As reported here last month, the next season of NBC’s awful-behavior competition The Apprentice will be a celebrity edition featuring UFC star Tito Ortiz. The Associated Press has now reported that the season premiere is set for January 3rd, and the full cast of contestants has been officially announced. They are (in order of my own personal interest):

Tito Ortiz — UFC light-heavyweight with the super-heavyweight head
Gene Simmons — Kiss bassist/singer known for shameless branding, disturbingly long tongue
Lennox Lewis — Retired heavyweight boxing champion
Vincent Pastore — Big Pussy!
Stephen Baldwin — Born-again Christian, founder of Breakthrough Ministries, co-star of Bio-Dome
Tiffany Fallon — 2005 Playboy Playmate of the Year
Trace Adkins — Musical genius behind “Honky-Tonk Badonkadonk”
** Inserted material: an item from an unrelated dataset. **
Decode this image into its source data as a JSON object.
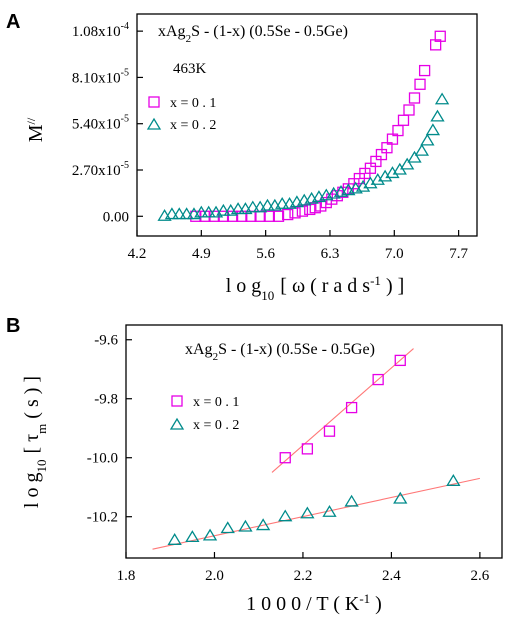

Nadia Comaneci — Romanian gymnast best-known for her perfect-10 pwnage of the uneven bars at the 1976 Olympics
Carol Alt — Model/actress/raw foodie
Jennie Finch — Sort-of-cute Olympic softball gold medalist
Omarosa Manigault-Stallworth — The ball-buster from season 1 of The Apprentice
Marilu Henner — Actress, diet shiller, host of America’s Ballroom Challenge
Piers Morgan — Poor man’s Simon Cowell on America’s Got Talent
Nely Galan — TV producer and Telemundo executive, and the only contestrant you’ve literally never heard of

The 14 celebs will compete in business-oriented tasks around New York City, and their performance will be judged by Donald and his Lil’ VeePees, Ivanka and Donald Jr. The grand prize won’t be a job with Donald Trump, but instead a $250,000 bonus to donate to their favorite charity. I know what you’re thinking — charity, right? — but at least it’ll be some good exposure for Kiss Kaskets.